Escrito...

A minha literatura diz e não diz: diz porque, no momento de aspersão inspiradora, (quase) se nota uma fisgada de incomodidade, uma crítica sutil, para que a poesia floresça... Não diz porque as inquietações são dialéticas - parte de cada leitor -, o que se vive, sonha, pensa e sente...

sexta-feira, 3 de julho de 2009

Um poeta de Ponta (1ª parte)


Acabara de ler o regulamento. Pela primeira vez admitia-se inscrever poemas de forma fixa. Todo poeta de verdade deveria ser capaz de compor um soneto.

Mas sobre o que escreveria este ano?

Pegou um bloco de papel, uma caneta e foi ao trapiche municipal. A tarde estava mole e as ruas da cidade alimentavam uma lassidão nas casas.

Epa!
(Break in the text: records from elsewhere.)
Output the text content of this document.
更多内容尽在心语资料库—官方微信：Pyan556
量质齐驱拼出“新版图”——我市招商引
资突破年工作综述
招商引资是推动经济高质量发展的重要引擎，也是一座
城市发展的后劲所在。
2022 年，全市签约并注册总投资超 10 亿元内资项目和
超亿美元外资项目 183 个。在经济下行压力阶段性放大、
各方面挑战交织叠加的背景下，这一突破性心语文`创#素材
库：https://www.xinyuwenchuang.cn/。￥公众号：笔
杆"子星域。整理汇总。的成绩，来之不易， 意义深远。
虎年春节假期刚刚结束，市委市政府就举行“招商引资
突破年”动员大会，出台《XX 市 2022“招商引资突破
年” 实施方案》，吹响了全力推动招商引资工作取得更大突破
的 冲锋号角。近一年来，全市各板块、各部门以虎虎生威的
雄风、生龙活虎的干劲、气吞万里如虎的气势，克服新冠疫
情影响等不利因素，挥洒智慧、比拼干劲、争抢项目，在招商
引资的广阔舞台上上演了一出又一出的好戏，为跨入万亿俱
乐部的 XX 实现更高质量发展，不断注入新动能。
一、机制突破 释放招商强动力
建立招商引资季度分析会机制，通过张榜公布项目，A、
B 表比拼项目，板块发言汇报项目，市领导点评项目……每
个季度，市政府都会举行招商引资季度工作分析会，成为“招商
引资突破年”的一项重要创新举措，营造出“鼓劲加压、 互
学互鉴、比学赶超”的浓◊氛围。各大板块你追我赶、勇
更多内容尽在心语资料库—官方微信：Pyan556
O trapiche está sendo reconstruído. Ah, o velho trapiche que nas madrugadas desertas mais parecia uma cobra-grande ressonando na mansidão das águas escuras do Marajó-açu... Desviou o olhar. Avistou as mangueiras em frente à escola Aureliana; dirigiu-se para lá. Ao pé de uma imponente árvore, buscava a inspiração de que precisava. Nada, não saía nada.

Resolveu ir para a praça Antônio Malato. Ficou contemplando por algum momento as ruínas da antiga Prefeitura. Talvez devesse rascunhar um poema sobre a grandeza desse outrora Palácio Municipal. Outros já o fizeram em verso e prosa?! Já o têm como símbolo, hoje, de um tempo político devassador, hostil? Foi a tomada da Bastilha, a nossa Revolução Francesa!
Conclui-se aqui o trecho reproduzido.